I am fairly new here. Let me know if I am posting at wrong place. I have a question regarding database design.
We have a table (TBLACTIVI) containing activities and their properties (attributes). An activity can meet various properties. However, as more properties are added, the table grows horizontally (adding more attributes) and this is filled with values T or F as appropriate.
One option we have is to leave these features in another table -TBLACTIVI_PROPERTIES this table would have the catalog of properties- and a third table that links the two tables. Thus, in this way, when an activity has a property, we fill the record in the intermediate table.
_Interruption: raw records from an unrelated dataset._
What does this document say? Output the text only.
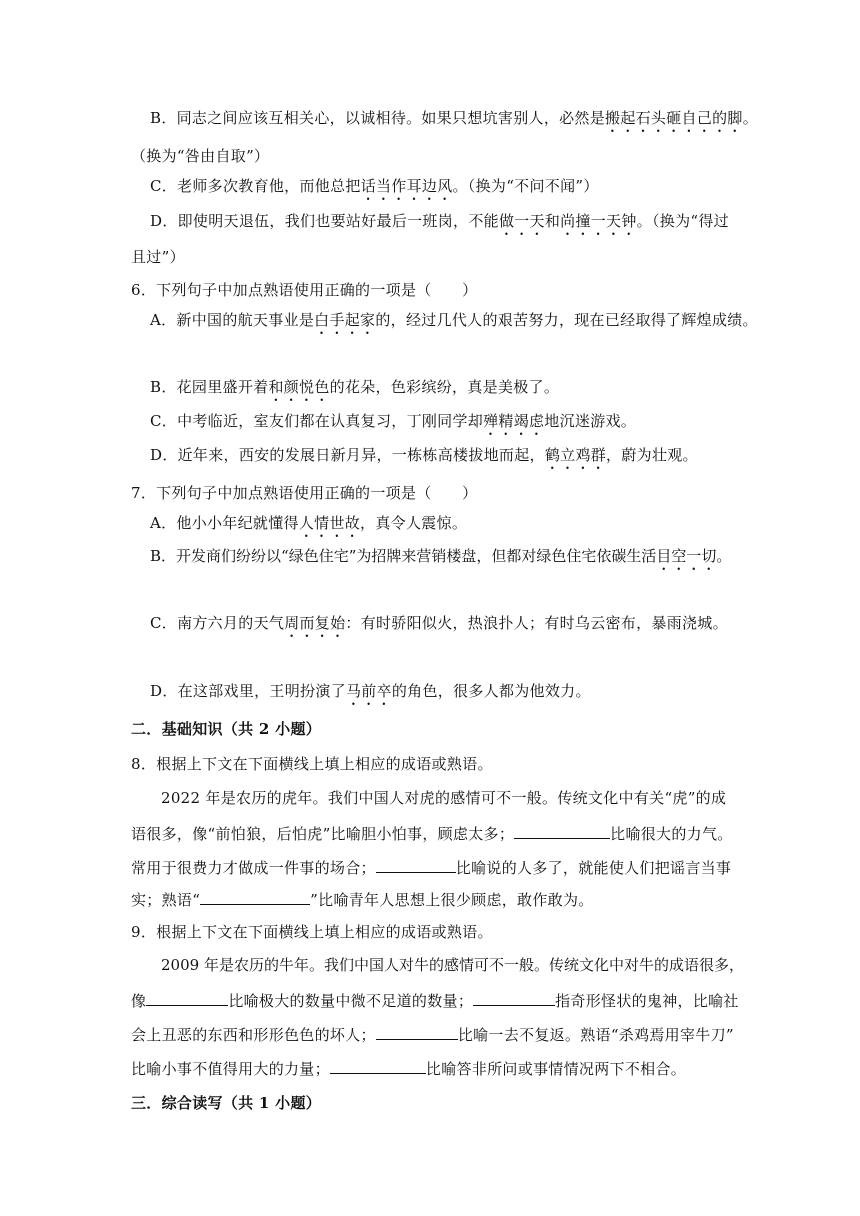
B．同志之间应该互相关心，以诚相待。如果只想坑害别人，必然是搬起石头砸自己的脚。
（换为“咎由自取”）
C．老师多次教育他，而他总把话当作耳边风。（换为“不问不闻”）
D．即使明天退伍，我们也要站好最后一班岗，不能做一天和尚撞一天钟。（换为“得过
且过”）
6．下列句子中加点熟语使用正确的一项是（　　）
A．新中国的航天事业是白手起家的，经过几代人的艰苦努力，现在已经取得了辉煌成绩。
B．花园里盛开着和颜悦色的花朵，色彩缤纷，真是美极了。
C．中考临近，室友们都在认真复习，丁刚同学却殚精竭虑地沉迷游戏。
D．近年来，西安的发展日新月异，一栋栋高楼拔地而起，鹤立鸡群，蔚为壮观。
7．下列句子中加点熟语使用正确的一项是（　　）
A．他小小年纪就懂得人情世故，真令人震惊。
B．开发商们纷纷以“绿色住宅”为招牌来营销楼盘，但都对绿色住宅依碳生活目空一切。
C．南方六月的天气周而复始：有时骄阳似火，热浪扑人；有时乌云密布，暴雨浇城。
D．在这部戏里，王明扮演了马前卒的角色，很多人都为他效力。
二．基础知识（共 2 小题）
8．根据上下文在下面横线上填上相应的成语或熟语。
2022 年是农历的虎年。我们中国人对虎的感情可不一般。传统文化中有关“虎”的成
语很多，像“前怕狼，后怕虎”比喻胆小怕事，顾虑太多；	比喻很大的力气。
常用于很费力才做成一件事的场合；	比喻说的人多了，就能使人们把谣言当事
实；熟语“	”比喻青年人思想上很少顾虑，敢作敢为。
9．根据上下文在下面横线上填上相应的成语或熟语。
2009 年是农历的牛年。我们中国人对牛的感情可不一般。传统文化中对牛的成语很多，
像	比喻极大的数量中微不足道的数量；	指奇形怪状的鬼神，比喻社
会上丑恶的东西和形形色色的坏人；	比喻一去不复返。熟语“杀鸡焉用宰牛刀”
比喻小事不值得用大的力量；	比喻答非所问或事情情况两下不相合。
三．综合读写（共 1 小题）
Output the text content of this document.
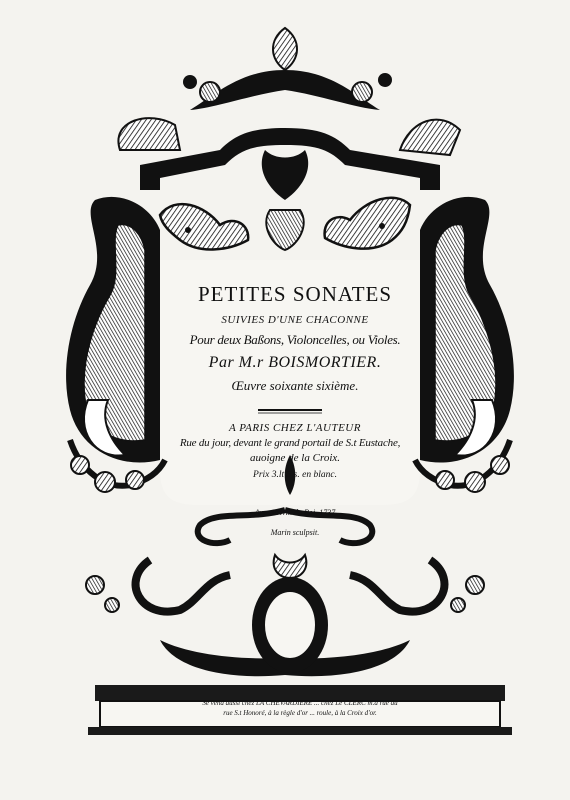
PETITES SONATES
SUIVIES D'UNE CHACONNE
Pour deux Baßons, Violoncelles, ou Violes.
Par M.r BOISMORTIER.
Œuvre soixante sixième.
A PARIS CHEZ L'AUTEUR
Rue du jour, devant le grand portail de S.t Eustache,
auoigne de la Croix.
Prix 3.lt 5 s. en blanc.
Avec Privil. du Roi, 1737
Marin sculpsit.
Se vend aussi chez LA CHEVARDIERE ... chez Le CLERC m.d rue du
rue S.t Honoré, à la règle d'or ... roule, à la Croix d'or.
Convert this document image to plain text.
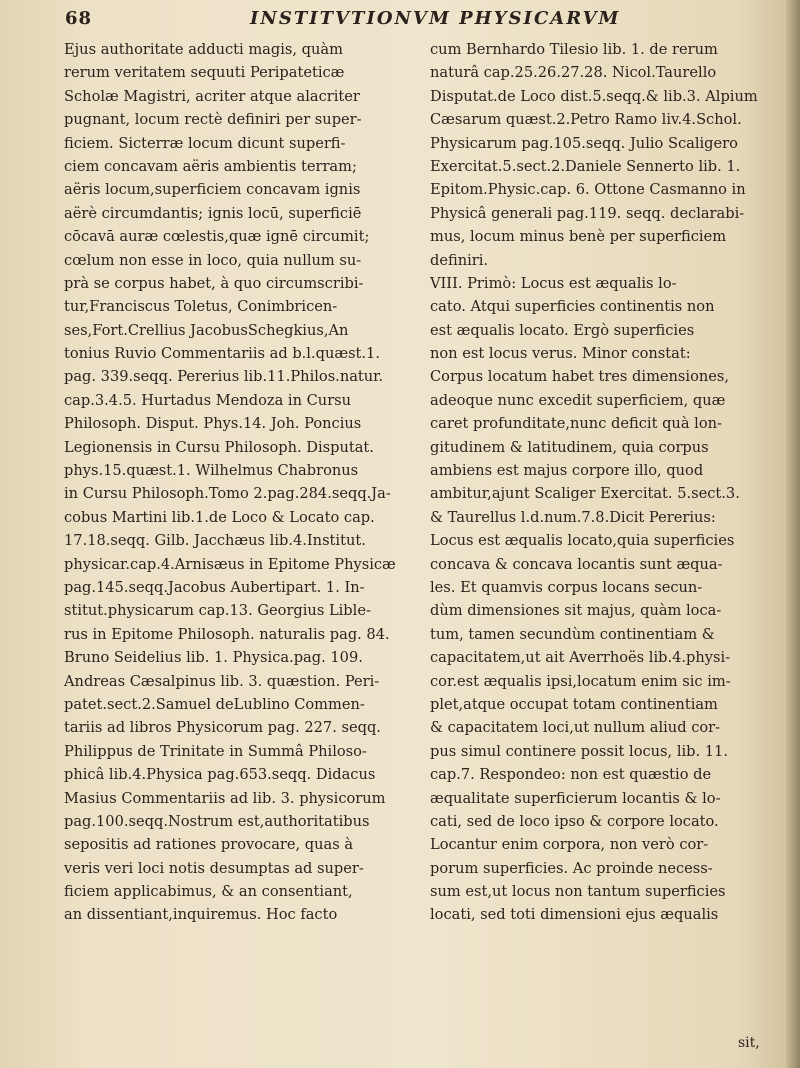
68	INSTITVTIONVM PHYSICARVM
Ejus authoritate adducti magis, quàm
rerum veritatem sequuti Peripateticæ
Scholæ Magistri, acriter atque alacriter
pugnant, locum rectè definiri per super-
ficiem. Sicterræ locum dicunt superfi-
ciem concavam aëris ambientis terram;
aëris locum,superficiem concavam ignis
aërè circumdantis; ignis locū, superficiē
cōcavā auræ cœlestis,quæ ignē circumit;
cœlum non esse in loco, quia nullum su-
prà se corpus habet, à quo circumscribi-
tur,Franciscus Toletus, Conimbricen-
ses,Fort.Crellius JacobusSchegkius,An
tonius Ruvio Commentariis ad b.l.quæst.1.
pag. 339.seqq. Pererius lib.11.Philos.natur.
cap.3.4.5. Hurtadus Mendoza in Cursu
Philosoph. Disput. Phys.14. Joh. Poncius
Legionensis in Cursu Philosoph. Disputat.
phys.15.quæst.1. Wilhelmus Chabronus
in Cursu Philosoph.Tomo 2.pag.284.seqq.Ja-
cobus Martini lib.1.de Loco & Locato cap.
17.18.seqq. Gilb. Jacchæus lib.4.Institut.
physicar.cap.4.Arnisæus in Epitome Physicæ
pag.145.seqq.Jacobus Aubertipart. 1. In-
stitut.physicarum cap.13. Georgius Lible-
rus in Epitome Philosoph. naturalis pag. 84.
Bruno Seidelius lib. 1. Physica.pag. 109.
Andreas Cæsalpinus lib. 3. quæstion. Peri-
patet.sect.2.Samuel deLublino Commen-
tariis ad libros Physicorum pag. 227. seqq.
Philippus de Trinitate in Summâ Philoso-
phicâ lib.4.Physica pag.653.seqq. Didacus
Masius Commentariis ad lib. 3. physicorum
pag.100.seqq.Nostrum est,authoritatibus
sepositis ad rationes provocare, quas à
veris veri loci notis desumptas ad super-
ficiem applicabimus, & an consentiant,
an dissentiant,inquiremus. Hoc facto
cum Bernhardo Tilesio lib. 1. de rerum
naturâ cap.25.26.27.28. Nicol.Taurello
Disputat.de Loco dist.5.seqq.& lib.3. Alpium
Cæsarum quæst.2.Petro Ramo liv.4.Schol.
Physicarum pag.105.seqq. Julio Scaligero
Exercitat.5.sect.2.Daniele Sennerto lib. 1.
Epitom.Physic.cap. 6. Ottone Casmanno in
Physicâ generali pag.119. seqq. declarabi-
mus, locum minus benè per superficiem
definiri.
VIII. Primò: Locus est æqualis lo-
cato. Atqui superficies continentis non
est æqualis locato. Ergò superficies
non est locus verus. Minor constat:
Corpus locatum habet tres dimensiones,
adeoque nunc excedit superficiem, quæ
caret profunditate,nunc deficit quà lon-
gitudinem & latitudinem, quia corpus
ambiens est majus corpore illo, quod
ambitur,ajunt Scaliger Exercitat. 5.sect.3.
& Taurellus l.d.num.7.8.Dicit Pererius:
Locus est æqualis locato,quia superficies
concava & concava locantis sunt æqua-
les. Et quamvis corpus locans secun-
dùm dimensiones sit majus, quàm loca-
tum, tamen secundùm continentiam &
capacitatem,ut ait Averrhoës lib.4.physi-
cor.est æqualis ipsi,locatum enim sic im-
plet,atque occupat totam continentiam
& capacitatem loci,ut nullum aliud cor-
pus simul continere possit locus, lib. 11.
cap.7. Respondeo: non est quæstio de
æqualitate superficierum locantis & lo-
cati, sed de loco ipso & corpore locato.
Locantur enim corpora, non verò cor-
porum superficies. Ac proinde necess-
sum est,ut locus non tantum superficies
locati, sed toti dimensioni ejus æqualis
sit,
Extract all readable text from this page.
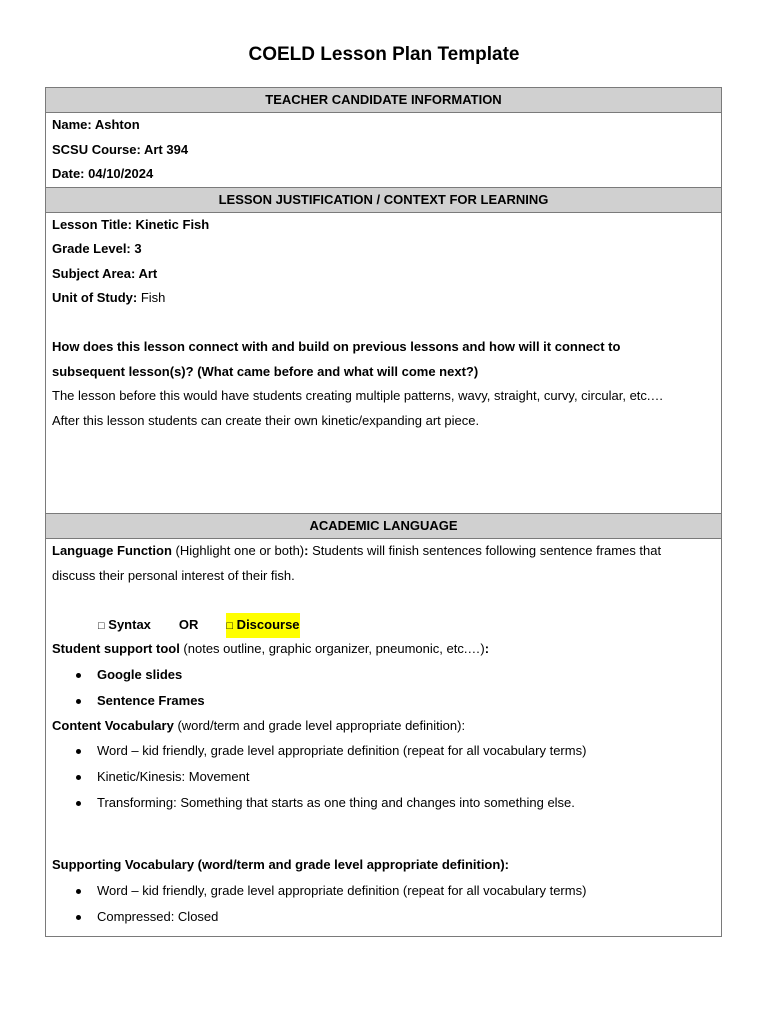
COELD Lesson Plan Template
TEACHER CANDIDATE INFORMATION
Name: Ashton
SCSU Course: Art 394
Date: 04/10/2024
LESSON JUSTIFICATION / CONTEXT FOR LEARNING
Lesson Title: Kinetic Fish
Grade Level: 3
Subject Area: Art
Unit of Study: Fish
How does this lesson connect with and build on previous lessons and how will it connect to
subsequent lesson(s)? (What came before and what will come next?)
The lesson before this would have students creating multiple patterns, wavy, straight, curvy, circular, etc.…
After this lesson students can create their own kinetic/expanding art piece.
ACADEMIC LANGUAGE
Language Function (Highlight one or both): Students will finish sentences following sentence frames that
discuss their personal interest of their fish.
□ Syntax OR	□ Discourse
Student support tool (notes outline, graphic organizer, pneumonic, etc.…):
Google slides
Sentence Frames
Content Vocabulary (word/term and grade level appropriate definition):
Word – kid friendly, grade level appropriate definition (repeat for all vocabulary terms)
Kinetic/Kinesis: Movement
Transforming: Something that starts as one thing and changes into something else.
Supporting Vocabulary (word/term and grade level appropriate definition):
Word – kid friendly, grade level appropriate definition (repeat for all vocabulary terms)
Compressed: Closed
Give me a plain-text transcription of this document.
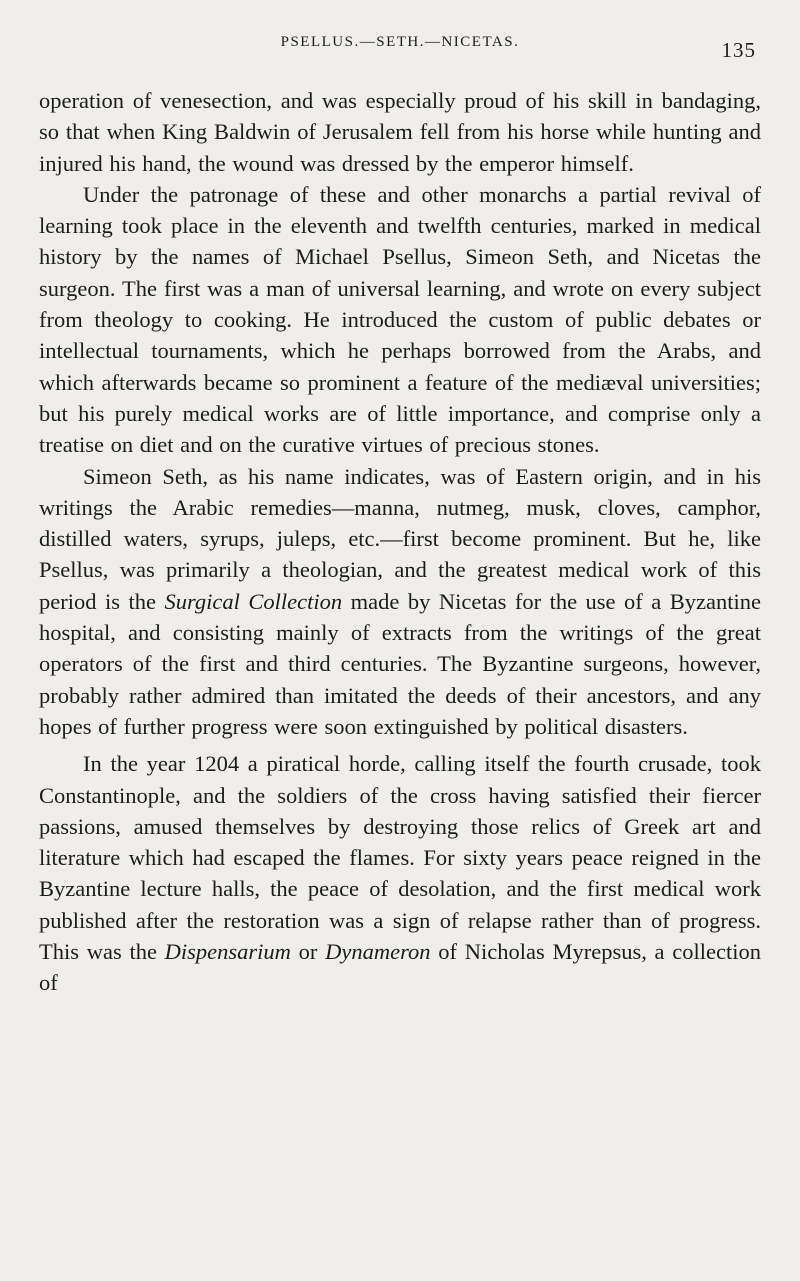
PSELLUS.—SETH.—NICETAS.	135

operation of venesection, and was especially proud of his skill in bandaging, so that when King Baldwin of Jerusalem fell from his horse while hunting and injured his hand, the wound was dressed by the emperor himself.

Under the patronage of these and other monarchs a partial revival of learning took place in the eleventh and twelfth centuries, marked in medical history by the names of Michael Psellus, Simeon Seth, and Nicetas the surgeon. The first was a man of universal learning, and wrote on every subject from theology to cooking. He introduced the custom of public debates or intellectual tournaments, which he perhaps borrowed from the Arabs, and which afterwards became so prominent a feature of the mediæval universities; but his purely medical works are of little importance, and comprise only a treatise on diet and on the curative virtues of precious stones.

Simeon Seth, as his name indicates, was of Eastern origin, and in his writings the Arabic remedies—manna, nutmeg, musk, cloves, camphor, distilled waters, syrups, juleps, etc.—first become prominent. But he, like Psellus, was primarily a theologian, and the greatest medical work of this period is the Surgical Collection made by Nicetas for the use of a Byzantine hospital, and consisting mainly of extracts from the writings of the great operators of the first and third centuries. The Byzantine surgeons, however, probably rather admired than imitated the deeds of their ancestors, and any hopes of further progress were soon extinguished by political disasters.

In the year 1204 a piratical horde, calling itself the fourth crusade, took Constantinople, and the soldiers of the cross having satisfied their fiercer passions, amused themselves by destroying those relics of Greek art and literature which had escaped the flames. For sixty years peace reigned in the Byzantine lecture halls, the peace of desolation, and the first medical work published after the restoration was a sign of relapse rather than of progress. This was the Dispensarium or Dynameron of Nicholas Myrepsus, a collection of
Which of the designs is best?
With an option, we will end with a table containing multiple attributes and the access would be via index.
With the other option, we remove such access but to find the properties will require an join operation between 3 tables.
Thanks in Advance, R.A.VilledaRuz
asked Jan 06, 2011 at 09:59 AM in Default
I would absolutely split out the table and use joins. As a rough idea of what I'd do (again, rough, so don't take this as absolute truth), I'd create three tables. One, the original ACTIVITY table. The second, call it PropertyType, would contain definitions for properties, as much information as you needed on them, maybe just a name and id, but possibly descriptions, what not. Then, a third table, call it ActivityProperty. In this one you create a foreign key constraint to each of the other tables, and make that the primary key (that prevents duplicates from the PropertyType table), and a value column. Then, you can have any number of properties and adding them is simply a matter of adding another row to the PropertyType table.
answered Jan 06, 2011 at 10:48 AM
Grant Fritchey ♦♦
You really want to normalize your database. Even though when starting out JOIN's can feel like a pain, they are quite simple. Creating very wide columns that are not relevant to everything in the table can waste a great deal of space. I would highly recommend reading a few blogs about database design. You are on the right track coming here and asking questions and for being forward thinking about how your design will operate long term. I vote to split the data out and use a few joins. When I think about database design Louis Davidson pops up in my head.
Louis Davidson's blog
Put data in rows not columns, then you can use indexes!How many properties can each scenario handle - the number of columns a table can have is limited (for SQL 2008 R2: 1024 for a non-wide table, 30000 for a wide one) - the number of rows is only limited by what disk space you've got - theoretical I know, but it illustrates the point!